WPI Worcester Polytechnic Institute

Computer Science Department

3013 Detailed Information


Time and Place

Day: M,T,Th,F

Time: 9:00am - 9:50am

Place: Higgins Lab 218


This is an introductory course in the design of operating systems. It covers principles, design decisions, design techniques, policies, and mechanisms. The course focuses on the design of general-purpose multiprogramming systems and covers processes, resource allocation, concurrency, memory management, time management, synchronization, mutual exclusion and possibly file systems and some distributed systems issues. The goals are 1) to acquaint students with the components of a structured operating system, 2) to show students abstractions underlying design choices, tradeoffs, and their consequences, and 3) to give students "hands on" experience with operating systems and related applications.


Knowledge of C. Working knowledge of common data structures such as stacks, queues, and linked lists. An interest in learning about operating systems. Recommended background CS courses are: CS2011 and CS2005.



Good References:

Grading Policy

Final grades will be computed as follows:

Grading policy for each project and homework will be provided at the time of the assignment. In general, each assignment will have a basic objective for the majority of the assignment points. There may be an extended objective for demonstrating additional work and understanding.

Final grades will reflect the extent to which you have demonstrated understanding of the material, and completed the assigned projects. The base level grade will be a "B" which indicates that the basic objectives on assignments and exams have been met. A grade of "A" will indicate significant achievement beyond the basic objectives and a grade of "C" will indicate not all basic objectives were met, but work was satisfactory for credit. No incomplete grades will be assigned unless there exist exceptional, extenuating circumstances. Similarly, no makeup exams will be given unless there exist exceptional, extenuating circumstances.

Programming Projects

There will be 3-4 programming assignments with the first one or two of these assignments also serving as an introduction to writing programs in the Unix environment. The intent is to familiarize the student with the Unix system, its editor, debuggers, etc. C and Unix will NOT be taught as part of this course. System calls and other aspects of Unix will be introduced as the course progresses and programming projects are assigned.

Written Homeworks

There will be about 5 short homework assignments for which you must provide written answers. They are not a large portion of your grade for this class, but they do help be sure you understand some of the fundamental operating system concepts that you cannot learn through just programming. Homeworks are to be turned in individually. Discussion of problems among students is encouraged, but when it comes to ultimately solving the problem, your answers must be your own.
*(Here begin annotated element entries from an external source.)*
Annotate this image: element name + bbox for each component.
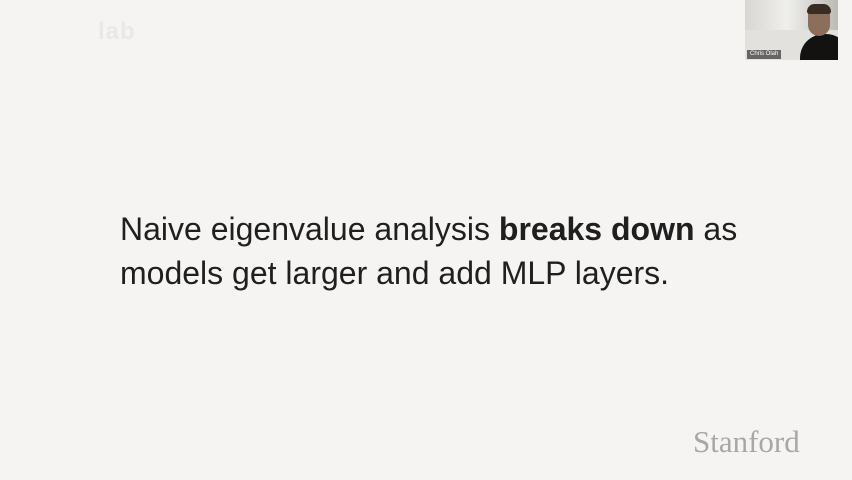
speaker-name-tag: Chris Olah — [747, 50, 781, 59]
body-text-start: Naive eigenvalue analysis — [120, 211, 499, 247]
webcam-edge — [838, 0, 852, 60]
slide-body-text: Naive eigenvalue analysis breaks down as… — [120, 207, 760, 295]
stanford-wordmark: Stanford — [693, 424, 800, 460]
speaker-hair — [807, 4, 831, 14]
speaker-webcam-tile[interactable]: Chris Olah — [745, 0, 838, 60]
slide-logo: lab — [98, 18, 136, 46]
body-text-emphasis: breaks down — [499, 211, 695, 247]
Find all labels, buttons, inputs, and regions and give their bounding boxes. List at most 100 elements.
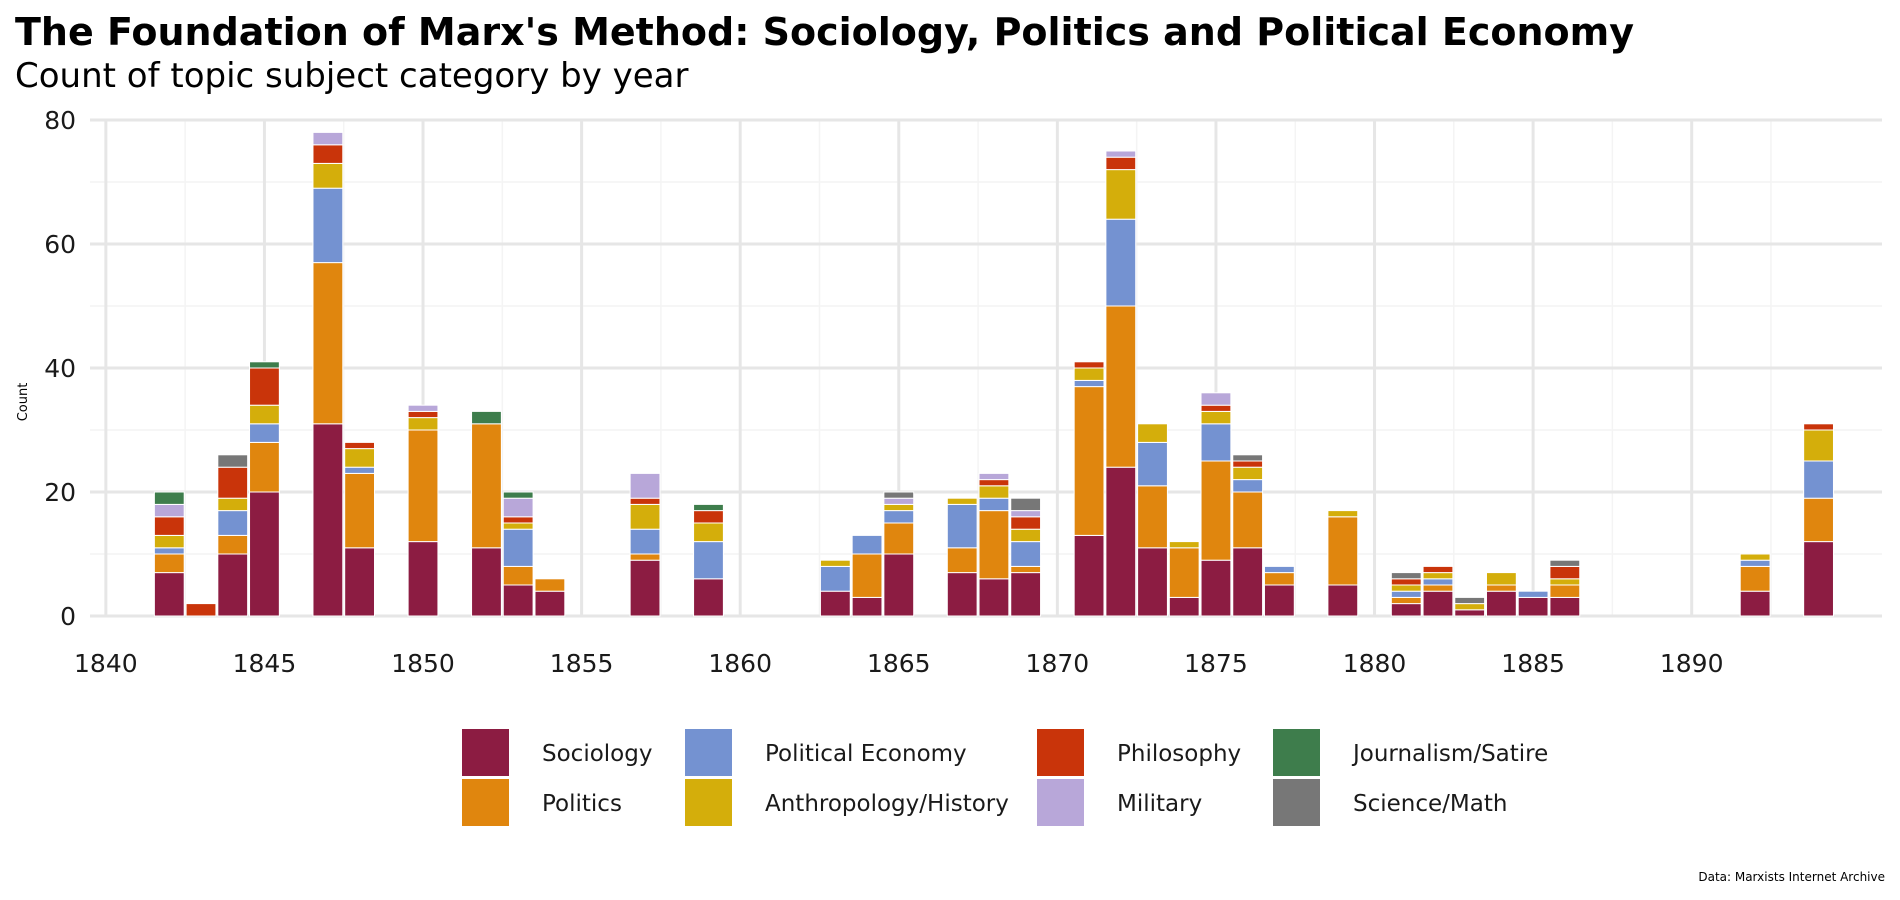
bar-segment <box>534 590 566 617</box>
bar-segment <box>407 417 439 431</box>
bar-segment <box>978 510 1010 580</box>
bar-segment <box>851 534 883 555</box>
bar-segment <box>819 559 851 567</box>
bar-segment <box>1137 485 1168 549</box>
bar-segment <box>502 516 534 524</box>
bar-segment <box>153 491 185 505</box>
bar-segment <box>344 472 375 549</box>
bar-segment <box>153 547 185 555</box>
y-tick-label: 20 <box>44 478 76 507</box>
y-tick-label: 80 <box>44 106 76 135</box>
y-tick-label: 0 <box>60 602 76 631</box>
legend-swatch <box>1037 729 1084 776</box>
legend-label: Military <box>1117 791 1202 817</box>
bar-segment <box>1739 590 1771 617</box>
bar-segment <box>1549 565 1581 580</box>
bar-segment <box>502 528 534 567</box>
bar-segment <box>693 541 724 580</box>
bar-segment <box>249 441 280 493</box>
bar-segment <box>883 491 915 499</box>
legend-label: Philosophy <box>1117 741 1241 767</box>
x-tick-label: 1865 <box>867 649 931 678</box>
bar-segment <box>883 510 915 524</box>
bar-segment <box>1073 534 1105 617</box>
bar-segment <box>1168 541 1200 549</box>
bar-segment <box>946 497 978 505</box>
bar-segment <box>1390 603 1422 617</box>
bar-segment <box>1390 584 1422 592</box>
bar-segment <box>1517 590 1549 598</box>
bar-segment <box>249 367 280 406</box>
bar-segment <box>1010 497 1042 512</box>
bar-segment <box>502 565 534 586</box>
bar-segment <box>1454 609 1486 617</box>
bar-segment <box>1485 584 1517 592</box>
bar-segment <box>1485 590 1517 617</box>
bar-segment <box>851 553 883 598</box>
x-tick-label: 1885 <box>1501 649 1565 678</box>
bars <box>153 131 1834 617</box>
legend-label: Anthropology/History <box>765 791 1009 817</box>
bar-segment <box>502 584 534 617</box>
bar-segment <box>344 547 375 617</box>
bar-segment <box>407 410 439 419</box>
bar-segment <box>1422 572 1454 580</box>
bar-segment <box>153 553 185 574</box>
bar-segment <box>1549 578 1581 586</box>
bar-segment <box>629 528 661 555</box>
bar-segment <box>249 423 280 443</box>
legend-swatch <box>685 779 732 826</box>
bar-segment <box>693 510 724 524</box>
bar-segment <box>851 596 883 617</box>
x-tick-label: 1855 <box>550 649 614 678</box>
x-axis-ticks: 1840 1845 1850 1855 1860 1865 1870 1875 1880 1885… <box>74 649 1723 678</box>
bar-segment <box>1232 547 1264 617</box>
bar-segment <box>883 522 915 555</box>
bar-segment <box>1422 578 1454 586</box>
bar-segment <box>1422 565 1454 574</box>
bar-segment <box>1803 460 1834 499</box>
bar-segment <box>217 510 249 536</box>
bar-segment <box>629 553 661 561</box>
bar-segment <box>312 162 344 189</box>
x-tick-label: 1880 <box>1343 649 1407 678</box>
bar-segment <box>1137 441 1168 487</box>
legend-label: Sociology <box>542 741 652 767</box>
bar-segment <box>1200 392 1232 406</box>
bar-segment <box>1549 596 1581 617</box>
x-tick-label: 1840 <box>74 649 138 678</box>
legend-swatch <box>462 729 509 776</box>
bar-segment <box>978 485 1010 499</box>
bar-segment <box>819 590 851 617</box>
bar-segment <box>1454 603 1486 611</box>
bar-segment <box>629 472 661 499</box>
legend-swatch <box>1037 779 1084 826</box>
bar-segment <box>1105 466 1137 617</box>
bar-segment <box>883 497 915 505</box>
bar-segment <box>1517 596 1549 617</box>
legend-swatch <box>462 779 509 826</box>
bar-segment <box>1549 584 1581 598</box>
bar-segment <box>1739 553 1771 561</box>
bar-segment <box>1105 169 1137 220</box>
chart-title: The Foundation of Marx's Method: Sociolo… <box>15 10 1635 54</box>
bar-segment <box>502 497 534 518</box>
bar-segment <box>217 553 249 617</box>
bar-segment <box>185 603 217 617</box>
x-tick-label: 1870 <box>1026 649 1090 678</box>
y-axis-ticks: 0 20 40 60 80 <box>44 106 76 631</box>
bar-segment <box>1010 572 1042 617</box>
bar-segment <box>1263 572 1295 586</box>
bar-segment <box>153 572 185 617</box>
bar-segment <box>1105 156 1137 171</box>
bar-segment <box>1454 596 1486 605</box>
bar-segment <box>312 262 344 425</box>
bar-segment <box>1549 559 1581 567</box>
chart-subtitle: Count of topic subject category by year <box>15 56 689 96</box>
legend-swatch <box>1273 779 1320 826</box>
bar-segment <box>629 559 661 617</box>
bar-segment <box>978 479 1010 487</box>
bar-segment <box>1105 305 1137 468</box>
bar-segment <box>1390 590 1422 598</box>
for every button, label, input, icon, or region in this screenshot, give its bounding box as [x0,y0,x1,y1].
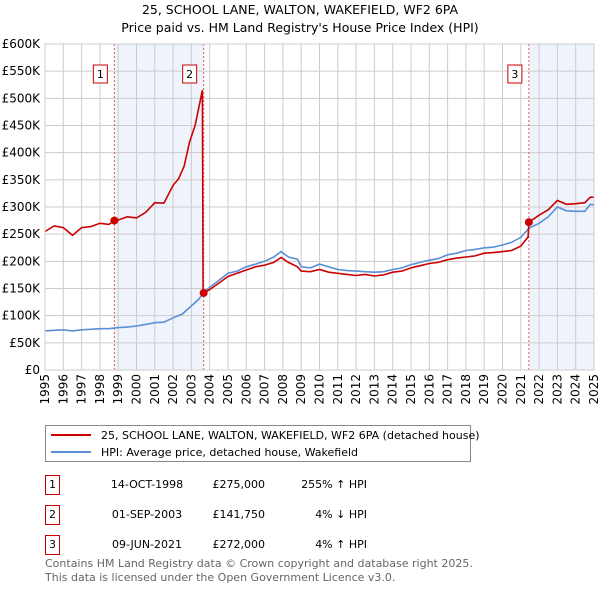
transaction-date: 14-OCT-1998 [110,478,184,491]
transaction-price: £272,000 [212,538,266,551]
y-tick-label: £600K [2,37,42,51]
x-tick-label: 2000 [130,374,144,405]
transaction-hpi-diff: 4% ↑ HPI [315,538,367,551]
legend-swatch-blue [51,451,91,453]
transaction-hpi-diff: 255% ↑ HPI [301,478,367,491]
price-chart: 1995 1996 1997 1998 1999 2000 2001 2002 2003 2004… [2,37,600,405]
transaction-row: 1 14-OCT-1998 £275,000 255% ↑ HPI [45,475,445,495]
x-tick-label: 2005 [221,374,235,405]
sale-point [199,288,208,297]
sale-label: 1 [97,68,104,81]
x-tick-label: 2002 [166,374,180,405]
x-tick-label: 2001 [148,374,162,405]
y-tick-label: £50K [9,336,41,350]
x-tick-label: 2011 [331,374,345,405]
marker-badge: 1 [45,475,60,495]
x-tick-label: 2013 [367,374,381,405]
sale-label: 3 [511,68,518,81]
hpi-line [44,203,595,332]
y-tick-label: £550K [2,64,42,78]
legend: 25, SCHOOL LANE, WALTON, WAKEFIELD, WF2 … [45,425,480,462]
x-tick-label: 2006 [239,374,253,405]
property-price-line [44,90,594,294]
marker-badge: 2 [45,505,60,525]
x-tick-label: 1995 [38,374,52,405]
y-tick-label: £150K [2,282,42,296]
y-tick-label: £100K [2,309,42,323]
legend-swatch-red [51,434,91,436]
x-tick-label: 2007 [258,374,272,405]
sale-label: 2 [186,68,193,81]
x-tick-label: 2018 [459,374,473,405]
sale-label-box [92,64,108,84]
x-tick-label: 2012 [349,374,363,405]
legend-item-property: 25, SCHOOL LANE, WALTON, WAKEFIELD, WF2 … [51,428,480,442]
plot-frame [44,43,595,371]
y-tick-label: £400K [2,146,42,160]
y-tick-label: £200K [2,254,42,268]
transaction-date: 01-SEP-2003 [111,508,183,521]
transaction-row: 3 09-JUN-2021 £272,000 4% ↑ HPI [45,535,445,555]
x-tick-label: 2010 [313,374,327,405]
transaction-row: 2 01-SEP-2003 £141,750 4% ↓ HPI [45,505,445,525]
y-tick-label: £450K [2,119,42,133]
x-tick-label: 1996 [56,374,70,405]
x-tick-label: 2022 [532,374,546,405]
y-tick-label: £350K [2,173,42,187]
transaction-price: £275,000 [212,478,266,491]
footer-line-2: This data is licensed under the Open Gov… [45,571,396,584]
x-tick-label: 2019 [477,374,491,405]
transaction-hpi-diff: 4% ↓ HPI [315,508,367,521]
x-tick-label: 1997 [75,374,89,405]
legend-item-hpi: HPI: Average price, detached house, Wake… [51,445,358,459]
legend-label: 25, SCHOOL LANE, WALTON, WAKEFIELD, WF2 … [101,428,480,442]
marker-badge: 3 [45,535,60,555]
transaction-date: 09-JUN-2021 [111,538,183,551]
x-tick-label: 1999 [111,374,125,405]
sale-label-box [182,64,198,84]
sale-label-box [507,64,523,84]
sale-point [110,216,119,225]
legend-label: HPI: Average price, detached house, Wake… [101,445,359,459]
footer-line-1: Contains HM Land Registry data © Crown c… [45,557,473,570]
x-tick-label: 2015 [404,374,418,405]
y-tick-label: £300K [2,200,42,214]
x-tick-label: 2016 [422,374,436,405]
x-tick-label: 2020 [496,374,510,405]
x-tick-label: 2025 [587,374,600,405]
sale-point [524,218,533,227]
x-tick-label: 2023 [550,374,564,405]
x-tick-label: 2009 [294,374,308,405]
y-tick-label: £250K [2,227,42,241]
x-tick-label: 2003 [184,374,198,405]
x-tick-label: 2017 [441,374,455,405]
x-tick-label: 2021 [514,374,528,405]
y-tick-label: £500K [2,91,42,105]
chart-title: 25, SCHOOL LANE, WALTON, WAKEFIELD, WF2 … [141,2,459,17]
chart-subtitle: Price paid vs. HM Land Registry's House … [121,20,479,35]
x-tick-label: 2004 [203,374,217,405]
x-tick-label: 2024 [569,374,583,405]
transaction-price: £141,750 [212,508,266,521]
x-tick-label: 1998 [93,374,107,405]
footer: Contains HM Land Registry data © Crown c… [45,557,473,585]
y-tick-label: £0 [25,363,40,377]
x-tick-label: 2008 [276,374,290,405]
x-tick-label: 2014 [386,374,400,405]
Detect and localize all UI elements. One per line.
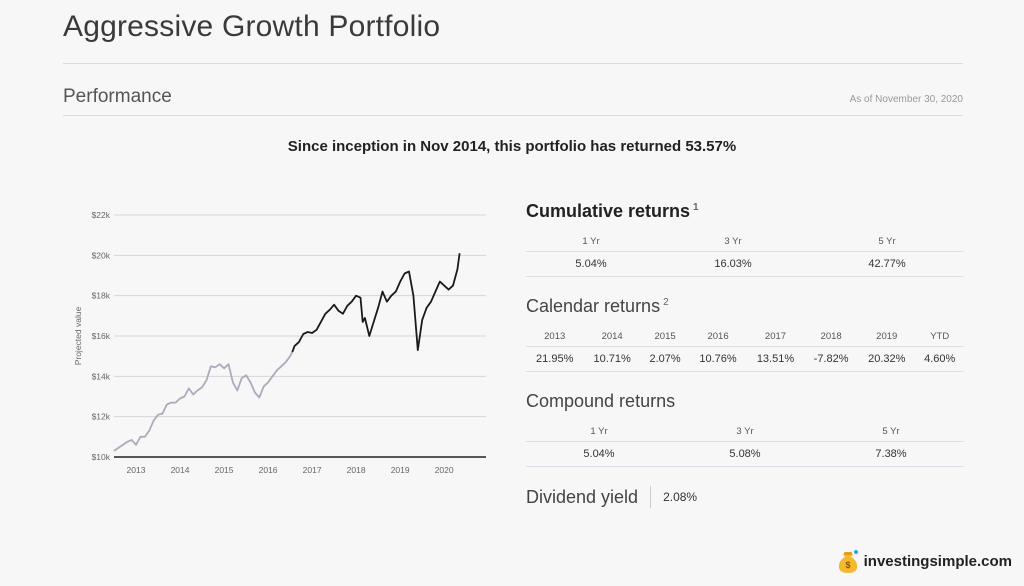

There will be two in-class exams (including a final exam during the last week). There is a remote possibility of a pop quiz for which no advance notice will be provided. Exams will be closed book and closed notes. The majority of each exam will cover basic ideas and objectives of the class with a few questions testing additional understanding and insight.

Late Policy

Late programs and homeworks will be be penalized 10% of total assignment value per day (with the weekend counting as one day) or partial day, and no assignments will be accepted after seven days beyond the due date. All programs and written homeworks are due at the start of class on the due date. Homeworks and programs turned in after the start of class will be counted late. Projects will be submitted as directed in class. Exceptions to these rules can be made only beforehand.


Cheating ... don't do it. Cheating, either by taking credit for work you did not do or getting unauthorized help on homework or exams, is a serious offense. Punishment is in an automatic NR for the course. Note, discussion among students and even sanctioned group work is encouraged, but blatant copying of homework or code is not allowed. When in doubt, ask!

Computer Systems and Labs

There is no specific CS laboratory assigned for this course. Historically, the Systems Lab (FLA25) has been used for this course and it continues to be used by upper-level CS students. Students may use this lab or any other CCC or CS supported lab for doing programming assignments. The course requirement is that all assignments must be done in C under a Unix-like operating system. However, your programs must compile and run on the CCC machines as that is where they will be graded.